4.8. Future Perspectives

Looking ahead, future advancements should focus on overcoming these limitations by developing novel PSs, including mitochondrial-targeted nano-photosensitizers. These new PSs, designed for increased solubility and targeted delivery, offer the potential for improved outcomes, particularly in challenging environments like hypoxic tumors. Additionally, combining PDT with other cancer therapies, such as chemotherapy, immunotherapy, and targeted molecular therapies, could provide synergistic effects that enhance therapeutic efficacy, reduce resistance, and improve patient survival.

The integration of PDT with combination therapies is a promising avenue for future research. By leveraging the strengths of each therapeutic modality, these approaches can help address the multifaceted nature of cancer, including tumor heterogeneity, resistance mechanisms, and the complex tumor microenvironment. For example, the use of PDT in conjunction with immunotherapies could stimulate immune responses while also directly killing cancer cells. Furthermore, nanotechnology offers the potential to design smart delivery systems that can selectively target tumors, reduce systemic toxicity, and maximize the effects of PDT.
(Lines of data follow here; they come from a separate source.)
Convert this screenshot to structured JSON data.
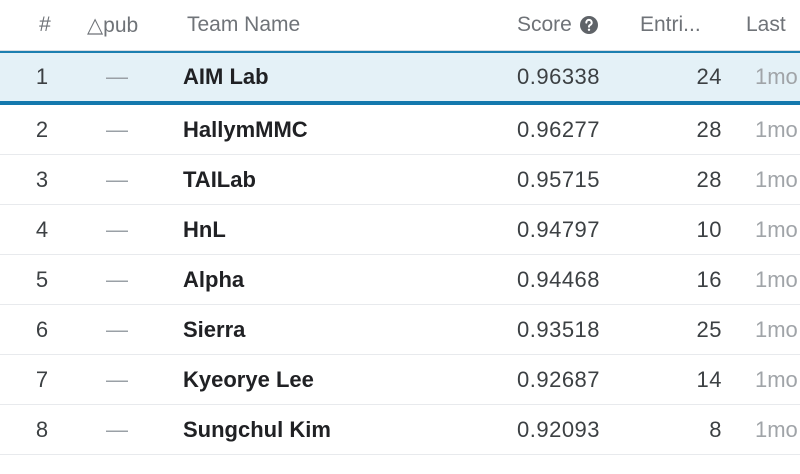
{
  "header": {
    "rank": "#",
    "delta": "△pub",
    "team": "Team Name",
    "score": "Score",
    "entries": "Entri...",
    "last": "Last"
  },
  "rows": [
    [
      "1",
      "—",
      "AIM Lab",
      "0.96338",
      "24",
      "1mo"
    ],
    [
      "2",
      "—",
      "HallymMMC",
      "0.96277",
      "28",
      "1mo"
    ],
    [
      "3",
      "—",
      "TAILab",
      "0.95715",
      "28",
      "1mo"
    ],
    [
      "4",
      "—",
      "HnL",
      "0.94797",
      "10",
      "1mo"
    ],
    [
      "5",
      "—",
      "Alpha",
      "0.94468",
      "16",
      "1mo"
    ],
    [
      "6",
      "—",
      "Sierra",
      "0.93518",
      "25",
      "1mo"
    ],
    [
      "7",
      "—",
      "Kyeorye Lee",
      "0.92687",
      "14",
      "1mo"
    ],
    [
      "8",
      "—",
      "Sungchul Kim",
      "0.92093",
      "8",
      "1mo"
    ]
  ]
}
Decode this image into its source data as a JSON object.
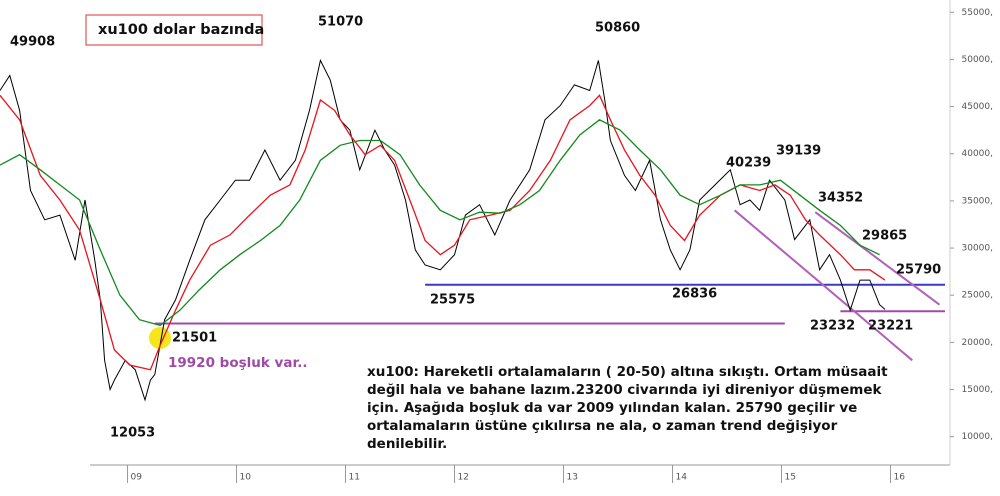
{
  "chart_data": {
    "type": "line",
    "title": "xu100 dolar bazında",
    "xlim": [
      2007.83,
      2016.546
    ],
    "ylim": [
      7000,
      56300
    ],
    "xticks": [
      {
        "value": 2009,
        "label": "09"
      },
      {
        "value": 2010,
        "label": "10"
      },
      {
        "value": 2011,
        "label": "11"
      },
      {
        "value": 2012,
        "label": "12"
      },
      {
        "value": 2013,
        "label": "13"
      },
      {
        "value": 2014,
        "label": "14"
      },
      {
        "value": 2015,
        "label": "15"
      },
      {
        "value": 2016,
        "label": "16"
      }
    ],
    "yticks": [
      {
        "value": 10000,
        "label": "10000,"
      },
      {
        "value": 15000,
        "label": "15000,"
      },
      {
        "value": 20000,
        "label": "20000,"
      },
      {
        "value": 25000,
        "label": "25000,"
      },
      {
        "value": 30000,
        "label": "30000,"
      },
      {
        "value": 35000,
        "label": "35000,"
      },
      {
        "value": 40000,
        "label": "40000,"
      },
      {
        "value": 45000,
        "label": "45000,"
      },
      {
        "value": 50000,
        "label": "50000,"
      },
      {
        "value": 55000,
        "label": "55000,"
      }
    ],
    "series": [
      {
        "color": "#000000",
        "x": [
          2007.83,
          2007.92,
          2008.01,
          2008.11,
          2008.24,
          2008.38,
          2008.52,
          2008.61,
          2008.7,
          2008.75,
          2008.79,
          2008.84,
          2008.88,
          2008.98,
          2009.07,
          2009.16,
          2009.21,
          2009.25,
          2009.34,
          2009.44,
          2009.57,
          2009.71,
          2009.85,
          2009.99,
          2010.12,
          2010.26,
          2010.4,
          2010.54,
          2010.67,
          2010.77,
          2010.86,
          2010.95,
          2011.04,
          2011.13,
          2011.27,
          2011.36,
          2011.45,
          2011.55,
          2011.64,
          2011.73,
          2011.87,
          2012.0,
          2012.1,
          2012.23,
          2012.37,
          2012.51,
          2012.69,
          2012.83,
          2012.97,
          2013.1,
          2013.24,
          2013.32,
          2013.38,
          2013.43,
          2013.56,
          2013.66,
          2013.79,
          2013.89,
          2013.98,
          2014.07,
          2014.16,
          2014.25,
          2014.39,
          2014.53,
          2014.62,
          2014.71,
          2014.8,
          2014.89,
          2015.03,
          2015.12,
          2015.26,
          2015.35,
          2015.44,
          2015.54,
          2015.63,
          2015.72,
          2015.81,
          2015.9,
          2015.95
        ],
        "values": [
          46700,
          48300,
          44600,
          36100,
          33000,
          33500,
          28700,
          35100,
          28700,
          24500,
          18100,
          15000,
          16000,
          18100,
          17100,
          13900,
          16000,
          16600,
          22400,
          24500,
          28700,
          33000,
          35100,
          37200,
          37200,
          40400,
          37200,
          39300,
          44600,
          49900,
          47800,
          43600,
          42500,
          38300,
          42500,
          40400,
          38800,
          35100,
          29800,
          28200,
          27700,
          29300,
          33500,
          34600,
          31400,
          35100,
          38300,
          43600,
          45100,
          47300,
          46700,
          49900,
          45600,
          41400,
          37700,
          36100,
          39300,
          33000,
          29800,
          27700,
          29800,
          35100,
          36700,
          38300,
          34600,
          35100,
          34000,
          37200,
          35100,
          30900,
          33000,
          27700,
          29300,
          26600,
          23400,
          26600,
          26600,
          24000,
          23500
        ]
      },
      {
        "color": "#e8141e",
        "x": [
          2007.83,
          2008.01,
          2008.2,
          2008.38,
          2008.56,
          2008.75,
          2008.88,
          2009.02,
          2009.21,
          2009.3,
          2009.44,
          2009.57,
          2009.76,
          2009.94,
          2010.12,
          2010.31,
          2010.49,
          2010.63,
          2010.77,
          2010.9,
          2011.04,
          2011.18,
          2011.32,
          2011.45,
          2011.59,
          2011.73,
          2011.87,
          2012.0,
          2012.14,
          2012.33,
          2012.51,
          2012.69,
          2012.88,
          2013.06,
          2013.24,
          2013.33,
          2013.43,
          2013.56,
          2013.7,
          2013.84,
          2013.98,
          2014.11,
          2014.25,
          2014.44,
          2014.62,
          2014.8,
          2014.94,
          2015.08,
          2015.22,
          2015.35,
          2015.54,
          2015.67,
          2015.81,
          2015.95
        ],
        "values": [
          46200,
          43600,
          37700,
          35100,
          31900,
          24500,
          19200,
          17600,
          17100,
          19700,
          23400,
          26600,
          30300,
          31400,
          33500,
          35600,
          36700,
          40400,
          45700,
          44600,
          42000,
          39900,
          40900,
          39300,
          35100,
          30800,
          29300,
          30300,
          33000,
          33500,
          34000,
          36100,
          39300,
          43600,
          45100,
          46200,
          43600,
          40400,
          37700,
          35600,
          32400,
          30800,
          33500,
          35600,
          36700,
          36100,
          36700,
          35600,
          33000,
          31400,
          29300,
          27700,
          27700,
          26600
        ]
      },
      {
        "color": "#138a1e",
        "x": [
          2007.83,
          2008.01,
          2008.2,
          2008.38,
          2008.56,
          2008.75,
          2008.93,
          2009.11,
          2009.3,
          2009.48,
          2009.66,
          2009.85,
          2010.03,
          2010.22,
          2010.4,
          2010.58,
          2010.77,
          2010.95,
          2011.13,
          2011.32,
          2011.5,
          2011.68,
          2011.87,
          2012.05,
          2012.23,
          2012.42,
          2012.6,
          2012.78,
          2012.97,
          2013.15,
          2013.33,
          2013.52,
          2013.7,
          2013.89,
          2014.07,
          2014.25,
          2014.44,
          2014.62,
          2014.8,
          2014.99,
          2015.17,
          2015.35,
          2015.54,
          2015.72,
          2015.9
        ],
        "values": [
          38800,
          39900,
          38300,
          36700,
          35100,
          29800,
          25000,
          22400,
          21800,
          23400,
          25600,
          27700,
          29300,
          30800,
          32400,
          35100,
          39300,
          40900,
          41400,
          41400,
          39900,
          36700,
          34000,
          33000,
          33800,
          33700,
          34600,
          36100,
          39300,
          42000,
          43600,
          42500,
          40400,
          38300,
          35600,
          34600,
          35600,
          36700,
          36700,
          37200,
          35600,
          34000,
          32400,
          30300,
          29300
        ]
      }
    ],
    "lines": [
      {
        "color": "#3a3ac8",
        "x": [
          2011.73,
          2016.5
        ],
        "values": [
          26100,
          26100
        ]
      },
      {
        "color": "#a04aa8",
        "x": [
          2009.25,
          2015.03
        ],
        "values": [
          22000,
          22000
        ]
      },
      {
        "color": "#a04aa8",
        "x": [
          2015.54,
          2016.5
        ],
        "values": [
          23300,
          23300
        ]
      },
      {
        "color": "#b060b8",
        "x": [
          2015.31,
          2016.45
        ],
        "values": [
          33800,
          24000
        ]
      },
      {
        "color": "#b060b8",
        "x": [
          2014.57,
          2016.2
        ],
        "values": [
          34000,
          18100
        ]
      }
    ],
    "peak_labels": [
      49908,
      12053,
      21501,
      51070,
      25575,
      50860,
      26836,
      40239,
      39139,
      34352,
      29865,
      25790,
      23232,
      23221
    ],
    "gap_note": "19920 boşluk var..",
    "note": [
      "xu100: Hareketli ortalamaların ( 20-50) altına sıkıştı. Ortam müsaait",
      "değil hala ve bahane lazım.23200 civarında iyi direniyor düşmemek",
      "için. Aşağıda boşluk da var 2009 yılından kalan. 25790 geçilir ve",
      "ortalamaların üstüne çıkılırsa ne ala, o zaman trend değişiyor",
      "denilebilir."
    ]
  }
}
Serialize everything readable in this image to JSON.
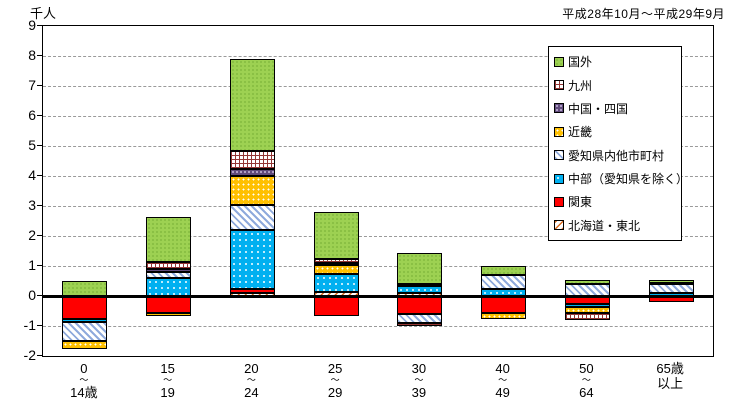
{
  "header": {
    "unit_label": "千人",
    "period_label": "平成28年10月～平成29年9月"
  },
  "chart_data": {
    "type": "bar",
    "stacked": true,
    "title": "",
    "xlabel": "",
    "ylabel": "千人",
    "ylim": [
      -2,
      9
    ],
    "ytick_step": 1,
    "yticks": [
      "9",
      "8",
      "7",
      "6",
      "5",
      "4",
      "3",
      "2",
      "1",
      "0",
      "-1",
      "-2"
    ],
    "grid": true,
    "zero_axis_bold": true,
    "legend_position": "inside-upper-right",
    "categories": [
      "0～14歳",
      "15～19",
      "20～24",
      "25～29",
      "30～39",
      "40～49",
      "50～64",
      "65歳以上"
    ],
    "category_label_lines": [
      [
        "0",
        "～",
        "14歳"
      ],
      [
        "15",
        "～",
        "19"
      ],
      [
        "20",
        "～",
        "24"
      ],
      [
        "25",
        "～",
        "29"
      ],
      [
        "30",
        "～",
        "39"
      ],
      [
        "40",
        "～",
        "49"
      ],
      [
        "50",
        "～",
        "64"
      ],
      [
        "65歳",
        "以上"
      ]
    ],
    "series": [
      {
        "key": "hokkaido-tohoku",
        "name": "北海道・東北",
        "pattern": "diagonal-hatch-orange",
        "color": "#d86b1f",
        "values": [
          0,
          0,
          0.1,
          0.15,
          0.1,
          0,
          0,
          0
        ]
      },
      {
        "key": "kanto",
        "name": "関東",
        "pattern": "solid-red",
        "color": "#ff0000",
        "values": [
          -0.75,
          -0.55,
          0.15,
          -0.65,
          -0.6,
          -0.55,
          -0.25,
          -0.2
        ]
      },
      {
        "key": "chubu",
        "name": "中部（愛知県を除く）",
        "pattern": "dots-cyan",
        "color": "#00b0f0",
        "values": [
          -0.1,
          0.6,
          1.95,
          0.6,
          0.25,
          0.25,
          -0.1,
          0.1
        ]
      },
      {
        "key": "aichi",
        "name": "愛知県内他市町村",
        "pattern": "diagonal-hatch-blue",
        "color": "#8faadc",
        "values": [
          -0.65,
          0.2,
          0.85,
          0,
          -0.3,
          0.45,
          0.4,
          0.3
        ]
      },
      {
        "key": "kinki",
        "name": "近畿",
        "pattern": "dots-orange",
        "color": "#ffc000",
        "values": [
          -0.25,
          -0.1,
          0.95,
          0.3,
          0,
          -0.2,
          -0.2,
          0
        ]
      },
      {
        "key": "chugoku-shikoku",
        "name": "中国・四国",
        "pattern": "dots-purple",
        "color": "#604a7b",
        "values": [
          0,
          0.1,
          0.25,
          0.05,
          0.05,
          0,
          0,
          0
        ]
      },
      {
        "key": "kyushu",
        "name": "九州",
        "pattern": "crosshatch-darkred",
        "color": "#943634",
        "values": [
          0,
          0.25,
          0.6,
          0.15,
          -0.1,
          0,
          -0.25,
          0.05
        ]
      },
      {
        "key": "kokugai",
        "name": "国外",
        "pattern": "dots-green",
        "color": "#92d050",
        "values": [
          0.5,
          1.5,
          3.05,
          1.55,
          1.05,
          0.3,
          0.15,
          0.1
        ]
      }
    ],
    "legend_order_top_to_bottom": [
      "国外",
      "九州",
      "中国・四国",
      "近畿",
      "愛知県内他市町村",
      "中部（愛知県を除く）",
      "関東",
      "北海道・東北"
    ]
  }
}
Ultimately, continued innovation and interdisciplinary collaboration are essential to refine PDT protocols and develop novel combination strategies that will make PDT a cornerstone in modern cancer treatment regimens. With these efforts, PDT has the potential to become a first-choice treatment, providing patients with more effective, personalized, and less invasive options in the fight against cancer.